The story is set in the head of the main character, Jim, who describes everything he sees and hears with a joke. Initially, this is a bit tiresome for the reader as you might imagine. It took me a good one hundred pages to get used to this style and to fully see that beyond the jokes lay intelligent and deeply honest remarks about society's expectations, and about a rigid class system now beginning to break open within academia in 1950s.

Once I got used to the flow and figured out where all his jokes where heading to, I really enjoyed the story. One element did stick out throughout the novel though: every woman is portrayed as neurotic, irrational, or eccentric. The only redeeming quality in the woman Jim ends up falling for is her youthful beauty and self-righteousness (and she's loaded). Perhaps it was a comment on the author's part of how men were programmed to see women, or perhaps that is just how the author wanted them. All the same, as a woman I found it was an issue for me.

Tuesday, 14 February 2017

Record of a night to brief by Hiromi Kawakami

"I could see the moon, high up in the sky, and I could feel the breeze gently caressing my skin, but nothing of what I was expecting might happen was happening."

That's exactly how I feel about "Record of a night to brief" by Hiromi Kawakami, and not in a good way.

This was one of the most frustrating set of short stories I've read in a while. Why? Because the story line was as nonsensical as the writing was beautiful.

Kawakami uses magic realism, and folktales to slowly open a nightmarish-dream world but stops there. And she doesn't 'take' you there, she dumps you there, hence the frustration.

In the first story "Record of a night too brief", there was no narrative. It was a series of sentences stating events totally unrelated and left unexplained. A narrator moves from one vision to another in an 'Alice in Wonderland' style. The series of visions never ends, it contradicts itself endlessly too. There was no end, no beginning, no middle even. .

The second short, "Missing" was lovely however. A family is about to marry their son but in their family people can become invisible and even disappear from everyone's memory if gone too long. His sister tries her hardest to not forget him and observes the event that follow his 'disappearance'.

The third and last short "A snake stepped on" started great but then became as nonsensical as the first. A woman steps on a snake by accident and this means that a snake will come and inhabit her home until she agrees to become a snake too.

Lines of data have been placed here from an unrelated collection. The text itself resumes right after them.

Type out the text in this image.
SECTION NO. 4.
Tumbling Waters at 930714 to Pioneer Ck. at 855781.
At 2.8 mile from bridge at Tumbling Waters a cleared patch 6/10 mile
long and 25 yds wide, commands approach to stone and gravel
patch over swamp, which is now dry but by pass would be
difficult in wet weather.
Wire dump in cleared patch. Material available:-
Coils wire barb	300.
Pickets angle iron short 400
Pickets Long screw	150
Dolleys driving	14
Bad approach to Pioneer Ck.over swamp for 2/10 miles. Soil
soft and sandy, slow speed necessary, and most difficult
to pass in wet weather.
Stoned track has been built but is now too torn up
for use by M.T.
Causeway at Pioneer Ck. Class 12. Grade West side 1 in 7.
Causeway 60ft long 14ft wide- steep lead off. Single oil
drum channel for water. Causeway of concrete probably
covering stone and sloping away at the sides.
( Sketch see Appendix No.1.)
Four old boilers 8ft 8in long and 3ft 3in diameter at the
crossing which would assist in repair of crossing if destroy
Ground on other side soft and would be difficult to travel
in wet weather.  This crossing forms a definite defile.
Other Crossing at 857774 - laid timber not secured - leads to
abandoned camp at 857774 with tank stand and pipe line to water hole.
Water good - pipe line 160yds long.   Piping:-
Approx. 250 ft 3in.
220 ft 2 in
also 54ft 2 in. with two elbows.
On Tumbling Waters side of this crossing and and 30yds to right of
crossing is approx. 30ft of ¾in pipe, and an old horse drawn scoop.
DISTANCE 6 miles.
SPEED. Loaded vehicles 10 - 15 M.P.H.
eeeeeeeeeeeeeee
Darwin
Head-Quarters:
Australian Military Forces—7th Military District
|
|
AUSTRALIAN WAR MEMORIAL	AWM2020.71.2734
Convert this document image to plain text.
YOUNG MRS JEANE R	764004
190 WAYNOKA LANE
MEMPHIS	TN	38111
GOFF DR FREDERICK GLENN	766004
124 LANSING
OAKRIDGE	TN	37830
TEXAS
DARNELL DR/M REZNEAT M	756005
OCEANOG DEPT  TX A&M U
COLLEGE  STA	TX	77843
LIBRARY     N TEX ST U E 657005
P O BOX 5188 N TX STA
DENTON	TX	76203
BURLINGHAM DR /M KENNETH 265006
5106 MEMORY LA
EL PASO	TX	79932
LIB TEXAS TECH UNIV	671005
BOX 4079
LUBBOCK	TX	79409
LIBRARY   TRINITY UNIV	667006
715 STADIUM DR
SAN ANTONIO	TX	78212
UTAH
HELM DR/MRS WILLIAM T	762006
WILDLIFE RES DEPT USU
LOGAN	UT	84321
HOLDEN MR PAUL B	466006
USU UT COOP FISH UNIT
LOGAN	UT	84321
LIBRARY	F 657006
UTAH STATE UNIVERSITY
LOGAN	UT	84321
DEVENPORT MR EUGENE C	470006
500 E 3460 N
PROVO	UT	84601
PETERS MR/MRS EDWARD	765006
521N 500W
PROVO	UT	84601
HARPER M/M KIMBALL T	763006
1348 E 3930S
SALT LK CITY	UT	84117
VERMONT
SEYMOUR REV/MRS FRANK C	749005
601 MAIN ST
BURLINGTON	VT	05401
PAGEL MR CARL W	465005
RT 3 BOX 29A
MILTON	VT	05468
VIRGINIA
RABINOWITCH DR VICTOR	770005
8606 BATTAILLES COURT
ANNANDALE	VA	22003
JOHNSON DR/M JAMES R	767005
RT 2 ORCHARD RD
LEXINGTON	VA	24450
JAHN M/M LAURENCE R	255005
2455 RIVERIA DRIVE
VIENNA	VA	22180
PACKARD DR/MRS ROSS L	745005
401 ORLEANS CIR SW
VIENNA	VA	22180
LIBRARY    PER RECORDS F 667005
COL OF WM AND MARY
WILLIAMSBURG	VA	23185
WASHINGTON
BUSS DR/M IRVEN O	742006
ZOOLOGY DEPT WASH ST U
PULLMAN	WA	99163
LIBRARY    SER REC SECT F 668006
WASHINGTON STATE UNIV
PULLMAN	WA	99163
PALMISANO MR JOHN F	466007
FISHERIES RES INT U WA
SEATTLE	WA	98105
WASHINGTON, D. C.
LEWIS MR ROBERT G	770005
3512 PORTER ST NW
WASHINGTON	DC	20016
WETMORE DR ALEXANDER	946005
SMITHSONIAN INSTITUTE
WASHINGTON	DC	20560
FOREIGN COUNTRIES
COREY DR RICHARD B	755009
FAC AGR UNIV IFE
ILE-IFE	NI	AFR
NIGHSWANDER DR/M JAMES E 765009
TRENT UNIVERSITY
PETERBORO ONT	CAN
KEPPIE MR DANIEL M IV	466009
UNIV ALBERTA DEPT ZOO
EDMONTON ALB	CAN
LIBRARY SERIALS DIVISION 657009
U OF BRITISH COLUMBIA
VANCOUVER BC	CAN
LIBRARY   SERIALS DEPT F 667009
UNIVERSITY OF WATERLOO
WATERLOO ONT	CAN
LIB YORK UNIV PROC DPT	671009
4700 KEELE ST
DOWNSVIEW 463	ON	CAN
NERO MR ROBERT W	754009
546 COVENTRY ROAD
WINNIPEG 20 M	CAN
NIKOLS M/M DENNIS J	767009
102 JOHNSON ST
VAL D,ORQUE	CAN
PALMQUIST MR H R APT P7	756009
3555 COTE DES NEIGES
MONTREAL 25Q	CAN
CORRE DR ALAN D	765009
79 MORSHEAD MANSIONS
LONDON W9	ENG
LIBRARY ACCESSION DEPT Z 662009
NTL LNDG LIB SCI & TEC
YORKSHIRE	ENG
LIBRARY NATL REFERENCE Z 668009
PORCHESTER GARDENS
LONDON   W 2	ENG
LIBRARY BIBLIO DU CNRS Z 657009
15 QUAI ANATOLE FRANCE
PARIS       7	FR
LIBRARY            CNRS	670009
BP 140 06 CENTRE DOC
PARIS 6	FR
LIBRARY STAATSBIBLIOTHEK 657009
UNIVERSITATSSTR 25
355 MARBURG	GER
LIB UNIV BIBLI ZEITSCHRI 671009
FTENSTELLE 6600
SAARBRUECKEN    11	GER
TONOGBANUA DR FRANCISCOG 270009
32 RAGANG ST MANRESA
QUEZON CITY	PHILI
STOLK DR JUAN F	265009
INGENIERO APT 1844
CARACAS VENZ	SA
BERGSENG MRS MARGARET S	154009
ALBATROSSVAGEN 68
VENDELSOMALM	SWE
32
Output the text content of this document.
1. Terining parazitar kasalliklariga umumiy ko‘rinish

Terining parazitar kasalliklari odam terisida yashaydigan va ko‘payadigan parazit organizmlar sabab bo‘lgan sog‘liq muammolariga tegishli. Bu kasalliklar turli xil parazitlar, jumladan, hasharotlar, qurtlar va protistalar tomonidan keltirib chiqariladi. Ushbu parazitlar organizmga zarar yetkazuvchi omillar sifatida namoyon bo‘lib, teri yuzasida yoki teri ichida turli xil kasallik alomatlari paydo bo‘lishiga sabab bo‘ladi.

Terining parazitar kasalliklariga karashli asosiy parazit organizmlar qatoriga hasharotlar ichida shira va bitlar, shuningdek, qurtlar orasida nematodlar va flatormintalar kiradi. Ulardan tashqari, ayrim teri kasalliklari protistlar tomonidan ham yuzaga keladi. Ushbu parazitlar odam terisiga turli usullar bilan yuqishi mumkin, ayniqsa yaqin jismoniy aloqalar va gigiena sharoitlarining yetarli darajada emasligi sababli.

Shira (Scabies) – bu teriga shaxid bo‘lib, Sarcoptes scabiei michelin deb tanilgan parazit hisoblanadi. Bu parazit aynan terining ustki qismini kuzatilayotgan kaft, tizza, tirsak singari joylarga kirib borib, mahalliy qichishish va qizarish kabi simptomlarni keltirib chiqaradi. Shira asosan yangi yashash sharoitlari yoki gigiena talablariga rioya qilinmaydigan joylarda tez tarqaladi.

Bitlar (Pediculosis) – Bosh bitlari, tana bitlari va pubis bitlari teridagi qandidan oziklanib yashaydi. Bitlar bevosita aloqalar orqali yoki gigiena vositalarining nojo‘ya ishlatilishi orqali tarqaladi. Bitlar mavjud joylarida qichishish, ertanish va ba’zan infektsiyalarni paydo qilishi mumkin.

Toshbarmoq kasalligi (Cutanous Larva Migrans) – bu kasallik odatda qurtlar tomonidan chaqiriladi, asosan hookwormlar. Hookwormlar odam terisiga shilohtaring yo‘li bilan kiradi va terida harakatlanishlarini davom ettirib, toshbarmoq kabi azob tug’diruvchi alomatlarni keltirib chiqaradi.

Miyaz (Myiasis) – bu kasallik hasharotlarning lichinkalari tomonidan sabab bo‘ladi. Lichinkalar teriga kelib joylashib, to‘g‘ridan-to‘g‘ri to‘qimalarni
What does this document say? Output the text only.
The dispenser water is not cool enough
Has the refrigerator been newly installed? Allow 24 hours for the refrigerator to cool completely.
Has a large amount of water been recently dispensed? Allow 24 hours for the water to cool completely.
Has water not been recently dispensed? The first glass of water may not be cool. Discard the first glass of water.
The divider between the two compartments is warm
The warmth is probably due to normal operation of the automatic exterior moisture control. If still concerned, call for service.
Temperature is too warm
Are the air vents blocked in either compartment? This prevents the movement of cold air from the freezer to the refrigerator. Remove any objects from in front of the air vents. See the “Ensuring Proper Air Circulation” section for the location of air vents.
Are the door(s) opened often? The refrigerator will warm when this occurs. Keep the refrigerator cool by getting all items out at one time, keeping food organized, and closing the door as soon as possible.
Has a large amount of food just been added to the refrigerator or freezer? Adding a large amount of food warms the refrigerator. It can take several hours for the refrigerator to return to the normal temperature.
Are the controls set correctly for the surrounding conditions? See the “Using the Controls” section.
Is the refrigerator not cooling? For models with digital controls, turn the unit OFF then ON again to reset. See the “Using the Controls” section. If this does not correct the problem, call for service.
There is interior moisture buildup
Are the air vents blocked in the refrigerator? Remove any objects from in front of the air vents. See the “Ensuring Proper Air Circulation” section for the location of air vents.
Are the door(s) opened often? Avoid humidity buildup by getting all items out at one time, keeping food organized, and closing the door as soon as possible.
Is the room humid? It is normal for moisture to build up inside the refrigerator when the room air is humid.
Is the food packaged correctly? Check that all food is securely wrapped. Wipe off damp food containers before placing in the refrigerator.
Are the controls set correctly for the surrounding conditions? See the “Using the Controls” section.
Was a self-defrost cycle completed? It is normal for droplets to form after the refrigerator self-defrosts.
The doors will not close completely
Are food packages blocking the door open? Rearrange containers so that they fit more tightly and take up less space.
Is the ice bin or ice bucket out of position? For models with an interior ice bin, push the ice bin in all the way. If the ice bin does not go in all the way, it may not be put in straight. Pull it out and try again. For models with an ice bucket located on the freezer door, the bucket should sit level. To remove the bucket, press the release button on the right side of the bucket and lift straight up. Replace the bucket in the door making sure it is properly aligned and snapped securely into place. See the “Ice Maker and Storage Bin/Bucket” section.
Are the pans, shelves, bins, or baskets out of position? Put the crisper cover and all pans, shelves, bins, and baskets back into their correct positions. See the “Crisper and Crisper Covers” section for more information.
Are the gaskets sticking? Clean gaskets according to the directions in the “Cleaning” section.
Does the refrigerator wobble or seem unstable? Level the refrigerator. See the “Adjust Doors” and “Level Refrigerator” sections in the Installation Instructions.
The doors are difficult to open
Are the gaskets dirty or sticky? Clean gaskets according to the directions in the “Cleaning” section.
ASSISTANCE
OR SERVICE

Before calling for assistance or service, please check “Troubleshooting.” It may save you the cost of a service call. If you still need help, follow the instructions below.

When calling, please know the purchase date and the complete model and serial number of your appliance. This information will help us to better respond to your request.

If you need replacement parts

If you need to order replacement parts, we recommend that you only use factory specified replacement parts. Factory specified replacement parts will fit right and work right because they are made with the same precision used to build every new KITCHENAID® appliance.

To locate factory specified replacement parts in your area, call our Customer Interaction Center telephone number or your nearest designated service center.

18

A seduction and struggle follow between these two, and the woman realises she's not the only one struggling, everyone around her has had a run-into snakes taking human forms too. As the story progresses, it looses its narrative grip and again goes into what I can only describe as a series of hermetic and cryptic sentences.

Despite this strange read, I'll still try to read Kawakami's novels though, but she's just not my thing in short story form.